Powell’s assignment to head the Committee on Supervision and Regulation gives him authority over the Fed division that’s responsible for writing banking rules, overseeing Wall Street and issuing enforcement actions. However, the responsibilities will likely be temporary as the agency awaits President Donald Trump’s selection of a Fed vice chairman of banking supervision.

The administration expects to announce Fed governor nominees in the “very near future,” Gary Cohn, Trump’s chief economic adviser, said Friday in a Bloomberg Television interview.

Meanwhile, Powell — along with the supervision committee’s other member, Governor Lael Brainard — will oversee the Fed work that gave Tarullo a reputation as one of the industry’s toughest regulators in his eight-year tenure.

Tarullo Departure

Tarullo’s departure this week leaves three openings on the seven-member board, so the remaining governors are spread thin across the new committee assignments.
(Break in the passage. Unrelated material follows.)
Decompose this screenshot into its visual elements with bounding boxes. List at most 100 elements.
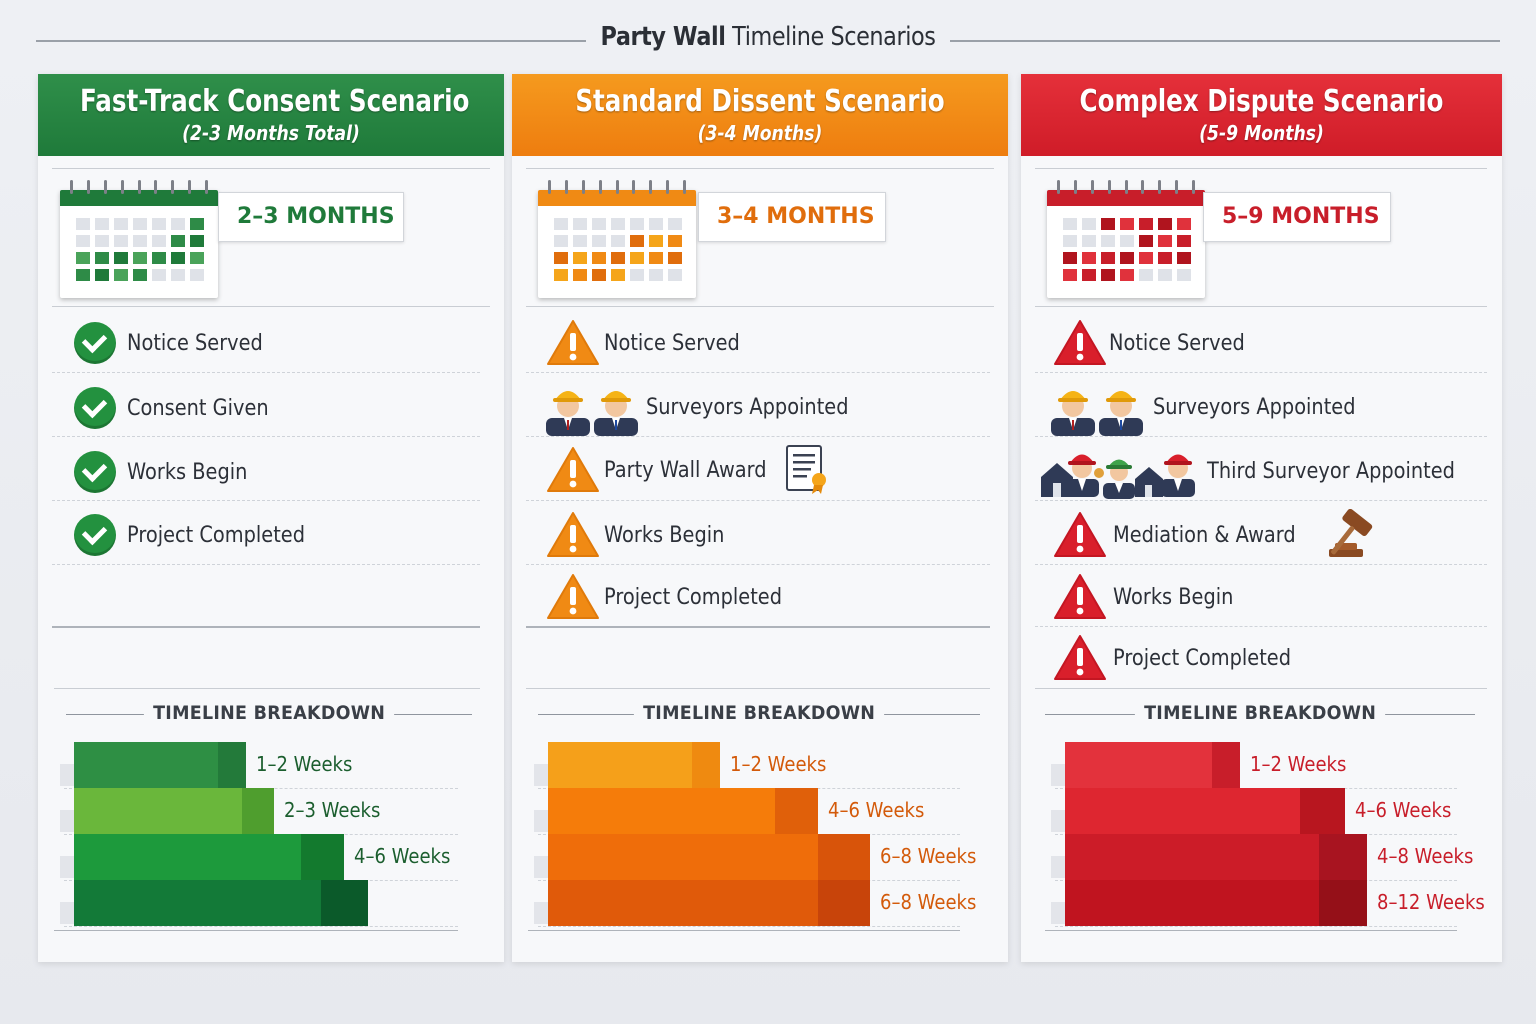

Powell is now chairman of half of the board’s eight committees.

Powell was at Carlyle Group from 1997 to 2005, and he served as a senior official of the Treasury Department under President George H.W. Bush. He’s been at the Fed since 2012.

The latest Fed changes were reflected in an update of its website that lists board-member assignments. Eric Kollig, a Fed spokesman, declined to comment on the transition.